Fokus utama Ops Keselamatan Toba 2026 adalah meningkatkan kepatuhan pengendara, terutama saat bulan Ramadhan dan menyambut arus mudik dan perayaan Idul Fitri 2026.
"Tingkat keselamatan di jalan raya dan kepatuhan hukum masyarakat masih menjadi perhatian serius kita bersama, khususnya pada Hari Raya Idul Fitri 1447 Hijriah," ujar Kompol Firman.
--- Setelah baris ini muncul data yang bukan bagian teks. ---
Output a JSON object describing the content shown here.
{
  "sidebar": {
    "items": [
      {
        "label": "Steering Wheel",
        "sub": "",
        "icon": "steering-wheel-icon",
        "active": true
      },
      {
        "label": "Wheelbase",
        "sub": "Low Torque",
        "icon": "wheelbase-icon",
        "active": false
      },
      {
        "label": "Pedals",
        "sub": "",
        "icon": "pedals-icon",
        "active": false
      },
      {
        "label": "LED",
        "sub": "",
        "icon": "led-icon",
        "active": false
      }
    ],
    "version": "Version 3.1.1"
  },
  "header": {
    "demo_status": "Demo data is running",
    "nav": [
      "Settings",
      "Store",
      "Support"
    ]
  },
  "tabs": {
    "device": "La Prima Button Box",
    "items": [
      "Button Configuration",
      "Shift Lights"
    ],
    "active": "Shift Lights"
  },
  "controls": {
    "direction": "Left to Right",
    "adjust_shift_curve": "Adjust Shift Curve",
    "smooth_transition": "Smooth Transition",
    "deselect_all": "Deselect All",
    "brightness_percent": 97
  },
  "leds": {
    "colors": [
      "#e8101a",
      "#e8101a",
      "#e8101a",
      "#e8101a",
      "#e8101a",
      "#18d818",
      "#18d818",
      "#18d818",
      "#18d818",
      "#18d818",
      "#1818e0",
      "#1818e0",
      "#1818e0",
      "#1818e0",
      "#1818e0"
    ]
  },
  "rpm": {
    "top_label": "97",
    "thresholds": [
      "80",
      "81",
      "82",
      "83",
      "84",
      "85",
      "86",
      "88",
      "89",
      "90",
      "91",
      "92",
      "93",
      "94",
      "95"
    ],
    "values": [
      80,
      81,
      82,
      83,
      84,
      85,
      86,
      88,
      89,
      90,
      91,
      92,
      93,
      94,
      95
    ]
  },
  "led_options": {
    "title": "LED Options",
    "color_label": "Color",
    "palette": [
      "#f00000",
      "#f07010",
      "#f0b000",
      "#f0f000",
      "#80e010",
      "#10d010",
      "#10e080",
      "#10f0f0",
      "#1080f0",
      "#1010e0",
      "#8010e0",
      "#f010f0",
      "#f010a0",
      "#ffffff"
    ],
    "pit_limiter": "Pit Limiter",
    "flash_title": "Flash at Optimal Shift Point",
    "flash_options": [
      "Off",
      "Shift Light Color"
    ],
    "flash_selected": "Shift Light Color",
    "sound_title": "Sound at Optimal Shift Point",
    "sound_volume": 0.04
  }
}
Ia melanjutkan, berdasarkan data dari Ditlantas Polda Sumut, tingkat kedisiplinan warga Sumatera Utara mulai menunjukkan tren positif. Sepanjang tahun 2025, angka pelanggaran lalu lintas tercatat menurun drastis sebesar 23,4 persen dibandingkan tahun sebelumnya.
Bahkan, kata Firman, penindakan berupa tilang turun signifikan hingga 46,2 persen. Hal ini diharapkan menjadi motivasi bagi masyarakat, khususnya warga Tanjungbalai untuk tetap tertib dan menjadikan keselamatan sebagai prioritas utama saat berkendara.
Apel berlangsung khidmat, dihadiri perwakilan DPRD, Danlanal TBA, Dandim 0208/AS, Kejaksaan Negeri, Lapas Tanjungbalai, serta instansi terkait lainnya.
Kegiatan ditutup dengan penyematan pita tanda operasi kepada perwakilan personel dan sesi foto bersama. Operasi Keselamatan Toba 2026 ini diharapkan mampu menekan angka kecelakaan dan memberikan rasa aman bagi seluruh pengguna jalan.